The PARA system (Projects, Areas, Resources, Archives) stores canonical, immutable facts — the highest-fidelity knowledge an agent possesses:

  • Projects — Enduring project facts (e.g., "Clawpy uses FastAPI on port 8000")
  • Areas — Ongoing responsibilities and operating preferences
  • Resources — Reusable references and technical knowledge
  • Archives — Completed work preserved for future reference

Each fact is an atomic ParaFact object with metadata:

ParaFact {
  id:             "fact_a1b2c3d4"
  fact:           "Owner prefers Claude for code review"
  category:       "preference"
  source:         "memory_extractor:ceo"
  status:         "active" | "superseded"
  access_count:   7
  last_accessed:  "2026-04-19T22:00:00Z"
  superseded_by:  null | "fact_e5f6g7h8"
}

Facts are never deleted — when a fact becomes outdated, it is superseded by a new fact, preserving the full correction history. This creates an auditable knowledge provenance chain.

Nightly PARA Promotion

The Memory Extractor runs nightly and uses an LLM to evaluate whether any daily synthesis output is durable enough to promote into PARA:

Daily Ledger → Nightly Synthesis → LLM Evaluation → PARA Promotion
                                    ↓
                              Validation Loop
                         (cost-capped, retry-aware)

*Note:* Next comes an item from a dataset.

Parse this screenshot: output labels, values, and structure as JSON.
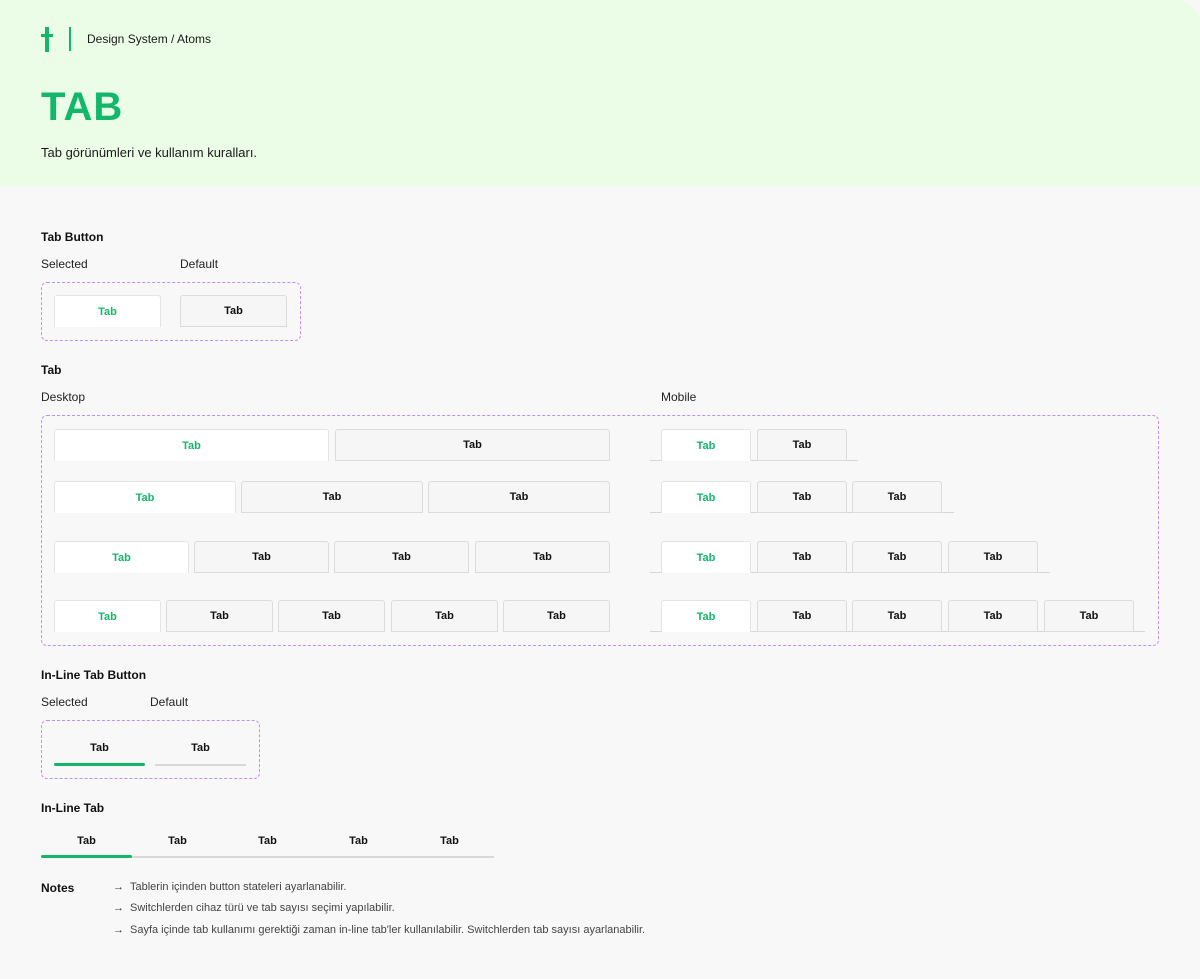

The promotion process is governed by the Validation Loop with a configurable cost budget (default: 12 cents) and maximum fact count (default: 8 per cycle).


How the Layers Interact

A typical agent recall involves multiple layers working together:

  1. Auto-Recall (Layer D) orchestrates the query
  2. Vector Search (Layer C) finds semantically similar chunks
  3. Context Engine (Layer E) adds cross-session results
  4. Knowledge Graph (Layer F) re-ranks with time-decay and injects graph neighbors
  5. PARA (Layer G) provides canonical facts as ground truth
  6. token budget constraints determine how many results survive into the prompt

This multi-layer approach means an agent can simultaneously draw on recent conversation context (Layer A), historical event data (Layer B), semantically similar past work (Layer C+E), causally related tasks (Layer F), and canonical project knowledge (Layer G) — all within a single LLM call.